A intervenção estatal situa-se na órbita da ação pública, apoiada na noção de cidadania alimentar, distinguindo-se dos direitos do consumidor, garantidos pelos mecanismos de mercado. Trata-se de verificar como o poder público pode garantir assistência alimentar para proteger as famílias contra a fome ou contra a alimentação inadequada e ao mesmo tempo intervir no mercado de forma a garantir padrões de produção, distribuição e de consumo adequados, articulados e acessíveis a toda a população (Coelho et al., 1999).

Tendo sua origem no Pacto Internacional dos Direitos Econômicos, Sociais e Culturais (PIDESC), o direito humano à alimentação adequada reconhece não só o direito fundamental de estar livre da fome, mas inclui o direito a um padrão alimentar saudável e adequado. Significa, portanto, atribuir responsabilidade aos

diferentes níveis do Estado, no sentido de respeitar, proteger, promover e prover esse direito.
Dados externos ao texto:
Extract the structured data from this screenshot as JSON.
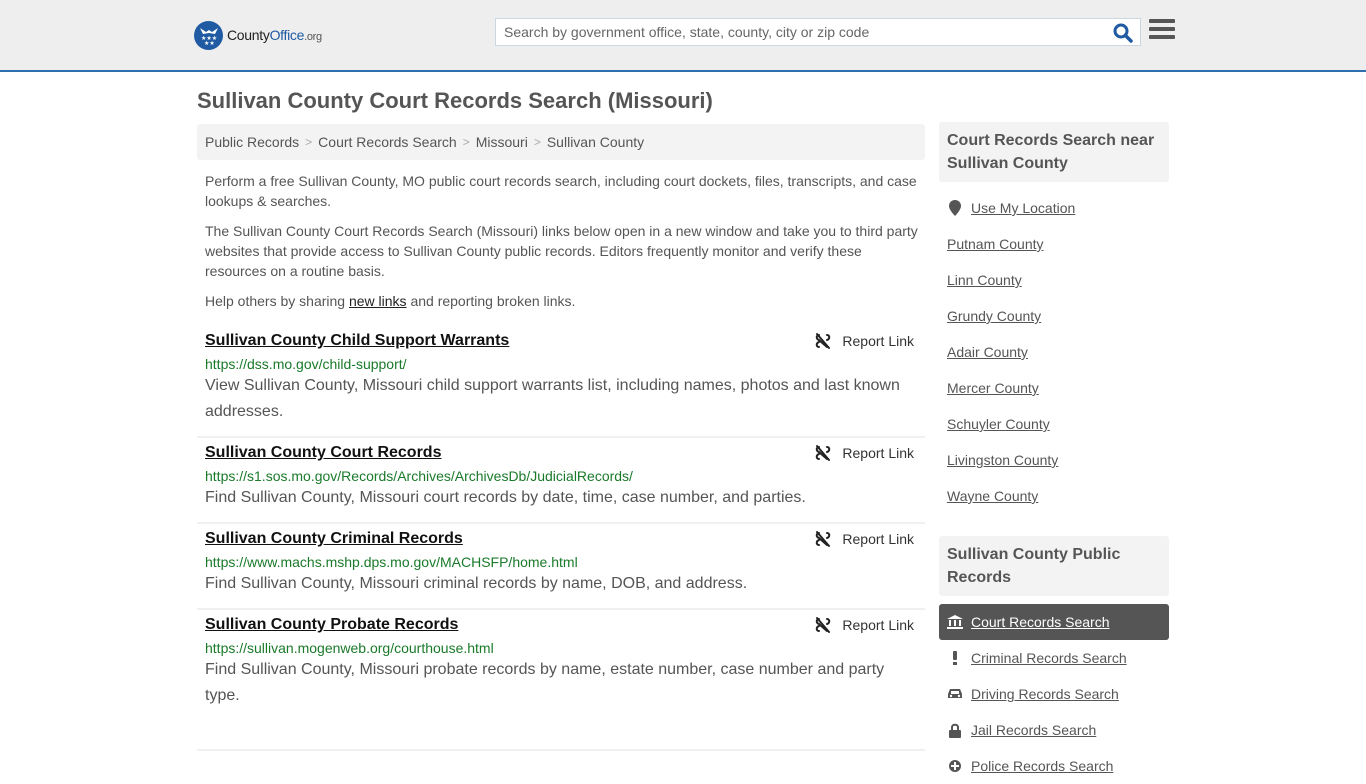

Segundo esta perspectiva, dentre as dimensões incluídas no direito humano à alimentação incluem-se o direito às terras produtivas, aos recursos naturais, ao acesso a uma rede de comércio local e, finalmente, incorpora o direito de produzir, de maneira adequada e soberana, seu próprio alimento e/ou de ter recursos (financeiros, físicos e materiais) para alimentar-se de forma adequada e com dignidade (Burity, 2010).
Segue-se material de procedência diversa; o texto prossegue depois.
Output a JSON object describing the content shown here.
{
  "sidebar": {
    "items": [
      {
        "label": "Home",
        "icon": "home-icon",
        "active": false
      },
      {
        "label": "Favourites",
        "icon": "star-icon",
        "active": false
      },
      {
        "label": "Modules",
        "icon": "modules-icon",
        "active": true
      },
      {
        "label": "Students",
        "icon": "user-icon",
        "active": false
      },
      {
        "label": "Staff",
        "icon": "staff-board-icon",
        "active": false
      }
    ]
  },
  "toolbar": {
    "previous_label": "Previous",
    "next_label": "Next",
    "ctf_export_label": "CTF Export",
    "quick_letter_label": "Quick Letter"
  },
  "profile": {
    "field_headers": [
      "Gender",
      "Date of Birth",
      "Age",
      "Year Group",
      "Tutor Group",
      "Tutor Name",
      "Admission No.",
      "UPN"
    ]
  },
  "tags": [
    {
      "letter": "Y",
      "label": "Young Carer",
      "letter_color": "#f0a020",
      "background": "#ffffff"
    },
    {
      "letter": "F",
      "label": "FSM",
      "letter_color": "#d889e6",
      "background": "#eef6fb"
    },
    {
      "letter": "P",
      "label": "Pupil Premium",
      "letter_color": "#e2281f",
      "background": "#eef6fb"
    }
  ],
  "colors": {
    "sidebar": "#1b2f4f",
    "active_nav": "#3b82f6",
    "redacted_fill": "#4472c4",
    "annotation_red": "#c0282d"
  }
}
Em 2002, o Relator Especial da ONU para o direito à alimentação, Olivier De Schutter, definiu o Direito Humano à Alimentação Adequada da seguinte forma:

“O direito à alimentação adequada é um direito humano inerente a todas as pessoas de ter acesso regular, permanente e irrestrito, quer diretamente ou por meio de aquisições financeiras, a alimentos seguros e saudáveis, em quantidade e qualidade adequadas e suficientes, correspondentes às tradições culturais do seu povo e que garanta uma vida livre do medo, digna e plena nas dimensões física e mental, individual e coletiva” (Burity,2010, p.15).